Gleichbehandlung beim vereinfachten Unterhaltfestsetzungsverfahren

Unterhaltsberechtigte Kinder sind auch dann verfahrensrechtlich gleich zu behandeln, wenn Sie höhere Unterhaltsansprüche haben.

Quelle: Pressemitteilung des BVerfG Nr. 43/2001 vom 27. April 2001

Gleichbehandlung beim vereinfachten Unterhaltfestsetzungsverfahren

Die 3. Kammer des Ersten Senats des Bundesverfassungsgerichts hat festgestellt, dass es gegen den Gleichheitsgrundsatz (Art. 3 Abs. 1 GG) verstößt, wenn Kindern mit höheren Unterhaltsansprüchen die Abänderung der vollstreckbaren Titel im vereinfachten Verfahren verweigert wird.

1. Bis Mitte 1998 sah das BGB vor, dass der von einem Elternteil zu zahlende Kindesunterhalt konkret nach den wirtschaftlichen Verhältnissen ausgerechnet und als statischer Betrag festgesetzt wurde. Änderten sich die wirtschaftlichen Verhältnisse, konnten bestehende Titel in einem vereinfachten Verfahren angepasst werden.

Im Juli 1998 (Inkrafttreten des Kindesunterhaltsgesetzes - KindUG) ist der sogenannte dynamische Unterhalt eingeführt worden. Nunmehr kann der Unterhaltsanspruch in Prozentsätzen nach der Regelbetrag-Verordnung (der dem Kind mindestens zustehende Regelbetrag ist hier festgelegt) ausgedrückt werden. Da die Regelbeträge nach § 1612 a BGB alle zwei Jahre steigen, erhöhen sich dementsprechend die dynamischen Unterhaltstitel, ohne dass ein gerichtliches Verfahren erforderlich wird. Die Umschreibung der vor Juli 1998 begründeten (statischen) in dynamische Unterhaltstitel wird im vereinfachten Verfahren durch den Rechtspfleger vorgenommen. Allerdings sind die dieses Verfahren regelnden Vorschriften des KindUG von einigen Gerichten so ausgelegt worden, dass die Umschreibung im vereinfachten Verfahren nicht zulässig ist, wenn der Unterhaltstitel mehr als 150 % des Regelbetrages festlegt.

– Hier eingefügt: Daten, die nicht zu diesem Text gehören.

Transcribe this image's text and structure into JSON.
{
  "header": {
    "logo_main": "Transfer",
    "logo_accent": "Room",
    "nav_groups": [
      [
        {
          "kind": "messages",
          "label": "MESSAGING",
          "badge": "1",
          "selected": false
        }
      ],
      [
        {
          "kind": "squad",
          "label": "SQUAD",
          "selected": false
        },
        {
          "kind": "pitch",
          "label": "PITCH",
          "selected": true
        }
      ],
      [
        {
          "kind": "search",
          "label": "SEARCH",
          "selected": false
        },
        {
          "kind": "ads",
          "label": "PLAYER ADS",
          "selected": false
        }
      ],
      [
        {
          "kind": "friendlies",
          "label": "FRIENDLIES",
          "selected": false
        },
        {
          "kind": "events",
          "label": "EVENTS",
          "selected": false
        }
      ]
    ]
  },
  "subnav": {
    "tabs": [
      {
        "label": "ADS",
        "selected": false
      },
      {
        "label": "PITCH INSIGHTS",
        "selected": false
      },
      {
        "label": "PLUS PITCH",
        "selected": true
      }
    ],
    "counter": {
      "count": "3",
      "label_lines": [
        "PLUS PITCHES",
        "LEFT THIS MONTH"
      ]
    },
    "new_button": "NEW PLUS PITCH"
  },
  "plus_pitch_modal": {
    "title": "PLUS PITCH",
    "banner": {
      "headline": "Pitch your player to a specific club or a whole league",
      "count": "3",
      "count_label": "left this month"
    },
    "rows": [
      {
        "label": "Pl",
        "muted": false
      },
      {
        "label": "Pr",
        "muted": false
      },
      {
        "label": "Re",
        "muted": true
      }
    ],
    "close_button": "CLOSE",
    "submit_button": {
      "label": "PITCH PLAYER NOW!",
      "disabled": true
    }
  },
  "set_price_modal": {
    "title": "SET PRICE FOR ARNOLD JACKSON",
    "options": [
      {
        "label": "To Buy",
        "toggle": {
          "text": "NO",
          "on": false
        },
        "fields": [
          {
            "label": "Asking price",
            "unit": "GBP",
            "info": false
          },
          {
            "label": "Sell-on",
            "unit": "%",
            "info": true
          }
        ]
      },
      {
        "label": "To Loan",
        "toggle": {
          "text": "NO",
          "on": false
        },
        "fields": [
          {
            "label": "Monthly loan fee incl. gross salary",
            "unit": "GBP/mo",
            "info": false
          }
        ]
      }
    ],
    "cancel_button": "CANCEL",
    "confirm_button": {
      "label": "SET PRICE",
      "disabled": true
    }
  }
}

Dementsprechend ist den 3 Beschwerdeführern (Bf), die titulierte Ansprüche in Höhe von 300 %, 165 % und 180 % des Regelbetrages in dynamische Unterhaltstitel umschreiben lassen wollten, die Anwendung des vereinfachten Verfahrens vom Amtsgericht Heilbronn verweigert worden.

2. Die 3. Kammer des Ersten Senats hat die entsprechenden Beschlüsse aufgehoben und zur Begründung im Wesentlichen ausgeführt:

Die Entscheidungen des Amtsgerichts Heilbronn verletzen die Beschwerdeführer in ihrem Grundrecht aus Art. 3 Abs. 1 GG. Durch die Rechtsauslegung des Amtsgerichts werden Kinder mit Unterhaltstiteln bis 150 % des Regelbetrages anders behandelt als Kinder mit Unterhaltstiteln über mehr als 150 % des Regelbetrages. Letzteren wird die Möglichkeit verwehrt, im vereinfachten Verfahren einen dynamischen Unterhaltstitel zu erlangen.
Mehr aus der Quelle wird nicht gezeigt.